Miltiadis Allamanis, Earl T. Barr, René Just et al.

Mutation analysis measures test suite adequacy, the degree to which a test suite detects seeded faults: one test suite is better than another if it detects more mutants. Mutation analysis effectiveness rests on the assumption that mutants are coupled with real faults i.e. mutant detection is strongly correlated with real fault detection. The work that validated this also showed that a large portion of defects remain out of reach. We introduce tailored mutation operators to reach and capture these defects. Tailored mutation operators are built from and apply to an existing codebase and its history. They can, for instance, identify and replay errors specific to the project for which they are tailored. As our point of departure, we define tailored mutation operators for identifiers, which mutation analysis has largely ignored, because there are too many ways to mutate them. Evaluated on the Defects4J dataset, our new mutation operators creates mutants coupled to 14% more faults, compared to traditional mutation operators. These new mutation operators, however, quadruple the number of mutants. To combat this problem, we propose a new approach to mutant selection focusing on the location at which to apply mutation operators and the unnaturalness of the mutated code. The results demonstrate that the location selection heuristics produce mutants more closely coupled to real faults for a given budget of mutation operator applications. In summary, this paper defines and explores tailored mutation operators, advancing the state of the art in mutation testing in two ways: 1) it suggests mutation operators that mutate identifiers and literals, extending mutation analysis to a new class of faults and 2) it demonstrates that selecting the location where a mutation operator is applied decreases the number of generated mutants without affecting the coupling of mutants and real faults.
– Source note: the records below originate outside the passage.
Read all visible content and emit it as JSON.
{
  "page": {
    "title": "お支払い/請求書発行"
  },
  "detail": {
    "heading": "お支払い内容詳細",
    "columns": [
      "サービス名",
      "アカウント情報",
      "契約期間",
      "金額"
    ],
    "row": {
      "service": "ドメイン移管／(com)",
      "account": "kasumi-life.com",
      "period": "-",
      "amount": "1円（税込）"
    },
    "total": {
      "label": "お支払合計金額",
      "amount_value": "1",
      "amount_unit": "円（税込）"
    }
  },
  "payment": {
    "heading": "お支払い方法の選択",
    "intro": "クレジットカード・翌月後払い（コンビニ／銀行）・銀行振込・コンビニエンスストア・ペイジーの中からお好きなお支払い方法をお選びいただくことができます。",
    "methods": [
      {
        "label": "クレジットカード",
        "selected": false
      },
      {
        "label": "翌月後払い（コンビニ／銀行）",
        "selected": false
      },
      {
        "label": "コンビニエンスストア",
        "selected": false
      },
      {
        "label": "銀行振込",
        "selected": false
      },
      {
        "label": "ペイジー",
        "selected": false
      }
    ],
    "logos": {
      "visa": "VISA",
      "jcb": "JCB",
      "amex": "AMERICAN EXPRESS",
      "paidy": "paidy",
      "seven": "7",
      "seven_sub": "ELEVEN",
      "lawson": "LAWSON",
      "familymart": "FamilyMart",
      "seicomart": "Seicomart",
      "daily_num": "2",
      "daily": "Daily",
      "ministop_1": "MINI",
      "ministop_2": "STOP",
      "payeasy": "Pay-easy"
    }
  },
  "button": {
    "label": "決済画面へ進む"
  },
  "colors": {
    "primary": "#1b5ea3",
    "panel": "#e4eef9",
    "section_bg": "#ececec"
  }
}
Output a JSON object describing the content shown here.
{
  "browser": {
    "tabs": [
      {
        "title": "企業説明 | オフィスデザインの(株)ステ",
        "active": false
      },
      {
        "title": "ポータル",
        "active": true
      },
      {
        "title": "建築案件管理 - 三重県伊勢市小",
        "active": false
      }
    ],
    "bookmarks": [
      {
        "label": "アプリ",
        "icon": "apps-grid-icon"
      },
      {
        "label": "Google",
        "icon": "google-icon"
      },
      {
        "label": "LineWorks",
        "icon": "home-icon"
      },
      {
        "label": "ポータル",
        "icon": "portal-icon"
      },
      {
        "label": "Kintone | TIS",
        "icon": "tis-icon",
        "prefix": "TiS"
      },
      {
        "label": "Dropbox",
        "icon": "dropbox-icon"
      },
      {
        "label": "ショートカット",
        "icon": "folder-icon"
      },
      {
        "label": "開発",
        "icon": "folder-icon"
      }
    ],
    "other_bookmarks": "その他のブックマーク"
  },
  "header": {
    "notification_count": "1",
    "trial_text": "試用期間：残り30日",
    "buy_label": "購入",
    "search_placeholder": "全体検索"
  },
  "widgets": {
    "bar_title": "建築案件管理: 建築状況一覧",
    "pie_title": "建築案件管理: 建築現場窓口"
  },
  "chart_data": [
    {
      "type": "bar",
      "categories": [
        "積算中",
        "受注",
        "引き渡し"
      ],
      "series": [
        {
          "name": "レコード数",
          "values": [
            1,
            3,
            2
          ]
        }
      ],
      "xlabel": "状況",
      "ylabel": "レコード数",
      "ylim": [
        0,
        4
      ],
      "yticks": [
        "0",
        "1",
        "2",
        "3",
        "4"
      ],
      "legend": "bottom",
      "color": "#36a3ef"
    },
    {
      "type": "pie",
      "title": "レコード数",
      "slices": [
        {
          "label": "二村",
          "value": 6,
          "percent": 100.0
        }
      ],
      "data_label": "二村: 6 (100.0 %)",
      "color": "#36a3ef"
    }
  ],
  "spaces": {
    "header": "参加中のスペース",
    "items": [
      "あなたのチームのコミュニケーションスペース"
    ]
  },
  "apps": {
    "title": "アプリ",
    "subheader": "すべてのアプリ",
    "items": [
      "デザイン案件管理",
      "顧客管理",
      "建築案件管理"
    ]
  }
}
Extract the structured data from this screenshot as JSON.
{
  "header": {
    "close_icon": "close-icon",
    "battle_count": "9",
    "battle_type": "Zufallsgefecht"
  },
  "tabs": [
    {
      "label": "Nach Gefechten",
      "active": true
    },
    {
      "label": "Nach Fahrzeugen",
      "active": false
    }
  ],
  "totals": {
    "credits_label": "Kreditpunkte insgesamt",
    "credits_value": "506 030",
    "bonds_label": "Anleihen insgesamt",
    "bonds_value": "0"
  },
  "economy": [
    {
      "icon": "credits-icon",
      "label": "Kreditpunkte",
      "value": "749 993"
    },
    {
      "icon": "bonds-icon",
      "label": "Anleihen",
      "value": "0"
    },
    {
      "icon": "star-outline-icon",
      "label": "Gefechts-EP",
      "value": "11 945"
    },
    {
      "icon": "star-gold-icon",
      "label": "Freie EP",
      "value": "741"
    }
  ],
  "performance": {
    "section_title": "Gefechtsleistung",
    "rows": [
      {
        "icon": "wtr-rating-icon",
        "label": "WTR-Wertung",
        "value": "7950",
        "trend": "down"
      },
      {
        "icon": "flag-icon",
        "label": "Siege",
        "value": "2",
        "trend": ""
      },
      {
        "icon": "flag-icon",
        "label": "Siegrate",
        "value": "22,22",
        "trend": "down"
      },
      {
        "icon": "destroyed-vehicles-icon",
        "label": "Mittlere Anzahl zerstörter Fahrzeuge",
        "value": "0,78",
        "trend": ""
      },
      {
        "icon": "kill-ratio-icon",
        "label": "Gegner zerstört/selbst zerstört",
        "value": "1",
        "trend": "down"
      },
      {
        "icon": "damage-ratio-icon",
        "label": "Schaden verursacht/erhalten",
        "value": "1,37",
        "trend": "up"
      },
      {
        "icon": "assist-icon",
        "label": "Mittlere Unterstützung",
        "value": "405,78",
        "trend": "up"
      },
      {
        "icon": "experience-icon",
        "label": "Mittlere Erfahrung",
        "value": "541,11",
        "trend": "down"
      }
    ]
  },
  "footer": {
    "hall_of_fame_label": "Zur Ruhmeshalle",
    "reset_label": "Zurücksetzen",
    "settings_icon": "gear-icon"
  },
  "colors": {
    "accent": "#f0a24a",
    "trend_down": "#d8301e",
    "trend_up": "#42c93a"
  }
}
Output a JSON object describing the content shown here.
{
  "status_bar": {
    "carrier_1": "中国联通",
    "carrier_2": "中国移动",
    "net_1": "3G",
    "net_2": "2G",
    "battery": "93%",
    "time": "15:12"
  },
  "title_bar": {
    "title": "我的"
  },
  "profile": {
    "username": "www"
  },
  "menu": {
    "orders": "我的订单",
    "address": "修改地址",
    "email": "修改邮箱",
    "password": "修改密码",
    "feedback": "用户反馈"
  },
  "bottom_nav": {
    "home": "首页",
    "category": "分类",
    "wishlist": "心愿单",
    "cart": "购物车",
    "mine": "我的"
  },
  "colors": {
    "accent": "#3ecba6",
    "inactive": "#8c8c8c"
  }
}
René Just, Michael D. Ernst, Gordon Fraser

Mutation analysis evaluates test suites and testing techniques by measuring how well they detect seeded defects (mutants). Even though well established in research, mutation analysis is rarely used in practice due to scalability problems --- there are multiple mutations per code statement leading to a large number of mutants, and hence executions of the test suite. In addition, the use of mutation to improve test suites is futile for mutants that are equivalent, which means that there exists no test case that distinguishes them from the original program. This paper introduces two optimizations based on state infection conditions, i.e., conditions that determine for a test execution whether the same execution on a mutant would lead to a different state. First, redundant test execution can be avoided by monitoring state infection conditions, leading to an overall performance improvement. Second, state infection conditions can aid in identifying equivalent mutants, thus guiding efforts to improve test suites.